Just when I had hoped that Uber learned from its media dust up with a
Buzzfeed reporter over the threat of exposing critics’ private data comes word that
approximately 50,000 driver names and license numbers may have been
subject to a third party data breach in 2014. A presumed class action
suit filed in San Francisco on behalf of a Portland Uber driver also
claims that Uber failed to make a disclosure for approximately five
months after the breach came to light. As Uber is defending the suit,
time will tell as to what precisely occurred.

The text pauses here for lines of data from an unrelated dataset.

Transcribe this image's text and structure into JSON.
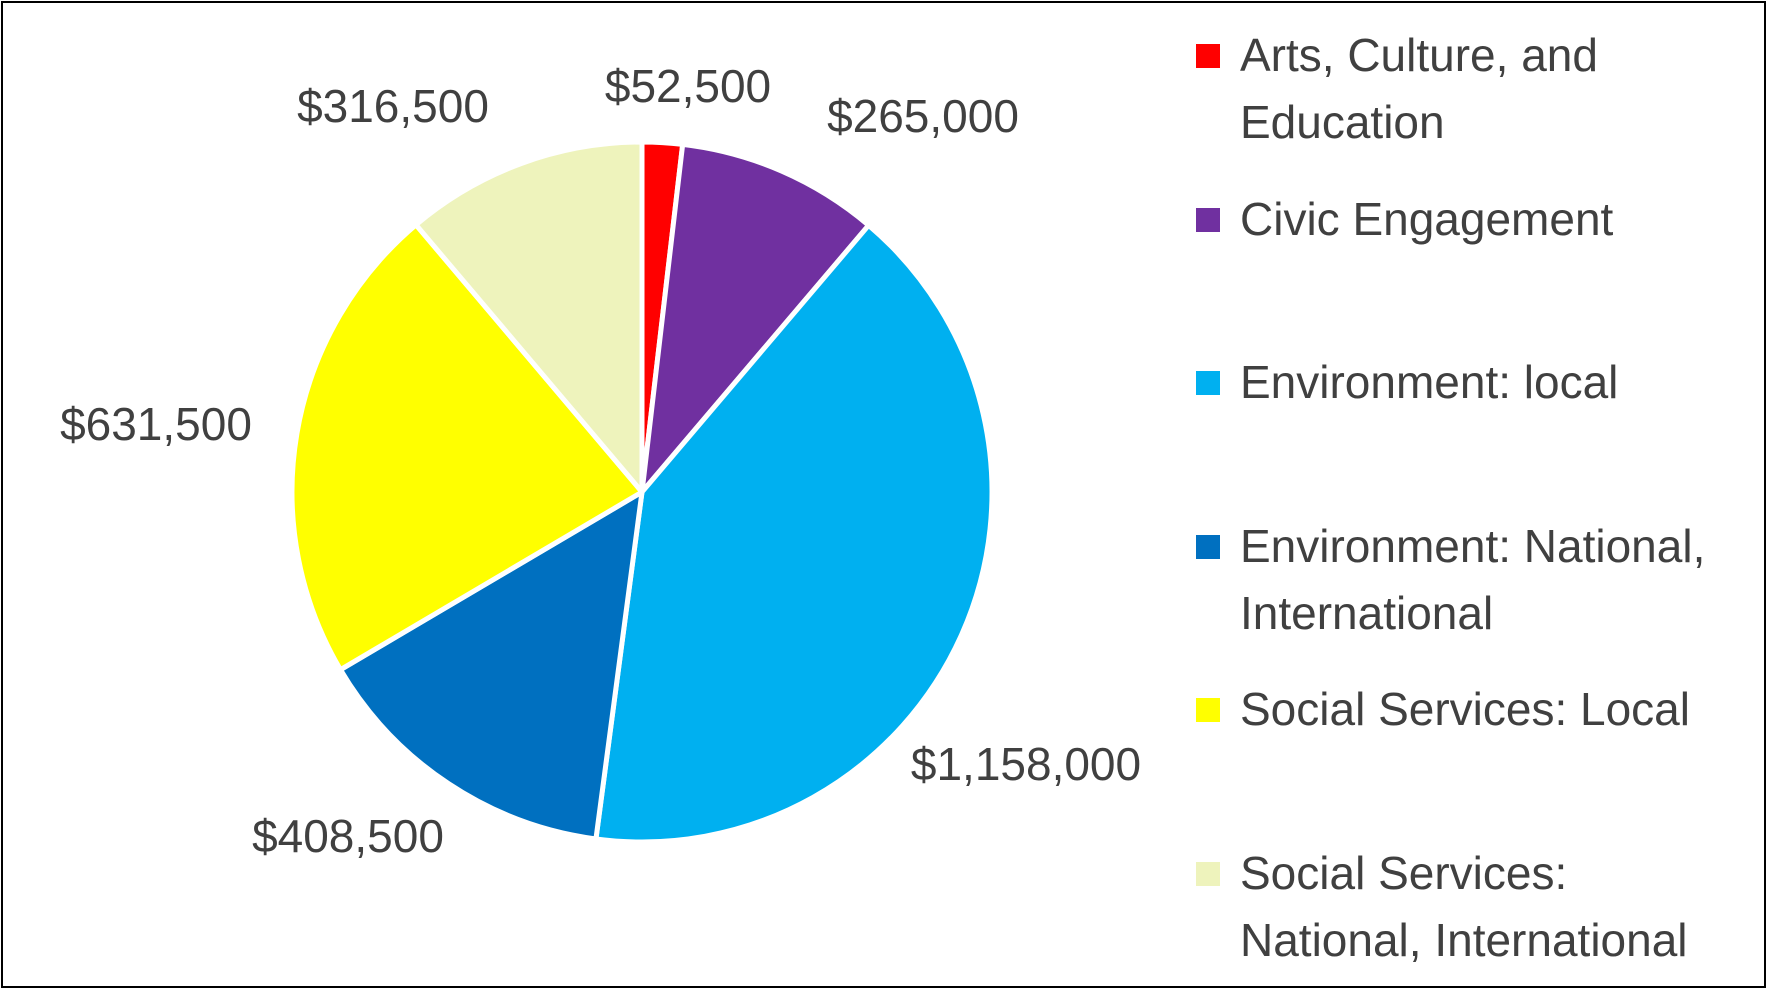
{
  "chart_data": {
    "type": "pie",
    "title": "",
    "categories": [
      "Arts, Culture, and Education",
      "Civic Engagement",
      "Environment: local",
      "Environment: National, International",
      "Social Services: Local",
      "Social Services: National, International"
    ],
    "values": [
      52500,
      265000,
      1158000,
      408500,
      631500,
      316500
    ],
    "data_labels": [
      "$52,500",
      "$265,000",
      "$1,158,000",
      "$408,500",
      "$631,500",
      "$316,500"
    ],
    "colors": [
      "#FF0000",
      "#7030A0",
      "#00B0F0",
      "#0070C0",
      "#FFFF00",
      "#EEF3BC"
    ],
    "legend": "right",
    "start_angle": "12 o'clock, clockwise"
  }
}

The critical concern that Uber needs to recognize is that customer
trust is not to be taken for granted. One of the great features of
Uber is that no customer credit card information is ever shared
directly with the Uber driver. Instead, all charges are handled inside
the Uber app. The customer never has to take the credit card out of
their pocket. For this considerable benefit to continue to work
effectively, Uber must maintain the sacred trust of the public that
credit card information stored by Uber will be properly safeguarded
and not be subject to the type of wide spread breach which is reported
to have occurred to Uber’s drivers. The obvious concern is that if
Uber cannot protect its own drivers’ records, can customer card and
data breaches be next?
Hopefully, Uber will take some of its venture capital to invest in
proper security technology such as encryption and tokenization as well
as train its personnel on the finer points of Payment Card Industry
Data Security Standards (PCI DSS). We certainly hope that Uber will
learn from its missteps. It will mean the regaining of what any
business can lose when suffering a data breach, customer loyalty.